Eine ungewisse Zukunft für Großbritannien und die EU

Der Austritt Großbritanniens bringt auch den Zeitplan für das Pariser Klimaabkommen gehörig durcheinander. Auf der Klimakonferenz im letzten Jahr hatte die EU neben den 193 UN-Mitgliedsstaaten eigenständig verhandelt. Die in Paris vorgelegten Ziele zur Reduktion der Treibhausgas-Emissionen um 40% bis 2030 und die entsprechende Verteilung auf die EU-Staaten müssen nun wohl neu berechnet werden. Die für 2017 geplante Ratifizierung des Klimaabkommens kommt nach Einschätzungen von Experten nicht zustande.

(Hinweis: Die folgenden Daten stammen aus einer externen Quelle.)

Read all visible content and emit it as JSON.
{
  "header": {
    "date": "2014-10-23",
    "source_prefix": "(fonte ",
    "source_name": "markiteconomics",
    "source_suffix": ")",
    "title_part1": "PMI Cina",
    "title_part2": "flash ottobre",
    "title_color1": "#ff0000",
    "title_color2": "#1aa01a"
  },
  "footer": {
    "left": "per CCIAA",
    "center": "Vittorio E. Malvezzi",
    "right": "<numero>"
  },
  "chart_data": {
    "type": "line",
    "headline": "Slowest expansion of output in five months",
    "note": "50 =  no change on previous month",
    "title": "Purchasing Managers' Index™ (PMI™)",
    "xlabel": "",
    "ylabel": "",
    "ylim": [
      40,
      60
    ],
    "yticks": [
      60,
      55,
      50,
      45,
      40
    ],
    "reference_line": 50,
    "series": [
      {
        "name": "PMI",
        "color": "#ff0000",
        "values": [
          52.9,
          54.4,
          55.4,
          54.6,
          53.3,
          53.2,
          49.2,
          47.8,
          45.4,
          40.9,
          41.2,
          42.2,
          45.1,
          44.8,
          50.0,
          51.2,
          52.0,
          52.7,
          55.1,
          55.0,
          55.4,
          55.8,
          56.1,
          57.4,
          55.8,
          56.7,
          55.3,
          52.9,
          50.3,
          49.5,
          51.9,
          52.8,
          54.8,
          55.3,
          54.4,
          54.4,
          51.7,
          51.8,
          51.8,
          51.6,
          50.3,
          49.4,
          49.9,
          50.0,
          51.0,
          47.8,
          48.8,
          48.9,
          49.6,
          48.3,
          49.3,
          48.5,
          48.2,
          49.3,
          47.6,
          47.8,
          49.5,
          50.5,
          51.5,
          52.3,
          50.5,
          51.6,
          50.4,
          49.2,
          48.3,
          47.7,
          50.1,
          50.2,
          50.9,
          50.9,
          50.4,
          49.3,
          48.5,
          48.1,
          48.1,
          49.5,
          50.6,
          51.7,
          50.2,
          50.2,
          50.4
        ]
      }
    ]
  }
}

Mit den Unabhängigkeitsbestrebungen von Schottland und Nordirland sind die zukünftigen politischen Verhältnisse in Großbritannien unklarer denn je. Auch die Zukunft der britischen Klimapolitik steht noch in den Sternen. Mit einem Austritt wäre Großbritannien nicht mehr an die offiziellen EU-Ziele gebunden. Mit dem „Climate Change Act“ wurden jedoch nationale Ziele bis 2050 definiert, die noch ambitionierter als die der EU sind. Für die künftige britische Regierung wird es nun jedoch leichter möglich sein, das Klimaschutzgesetz zu schwächen, da es sich nur noch um eine nationale Entscheidung handelt, bei der die EU-Vorgaben nicht mehr beachtet werden müssen.

Bei all diesen Spekulationen steht eines fest: sowohl Großbritannien als auch die Europäische Union blicken, nicht nur in Sachen Klimapolitik, in eine ungewisse Zukunft.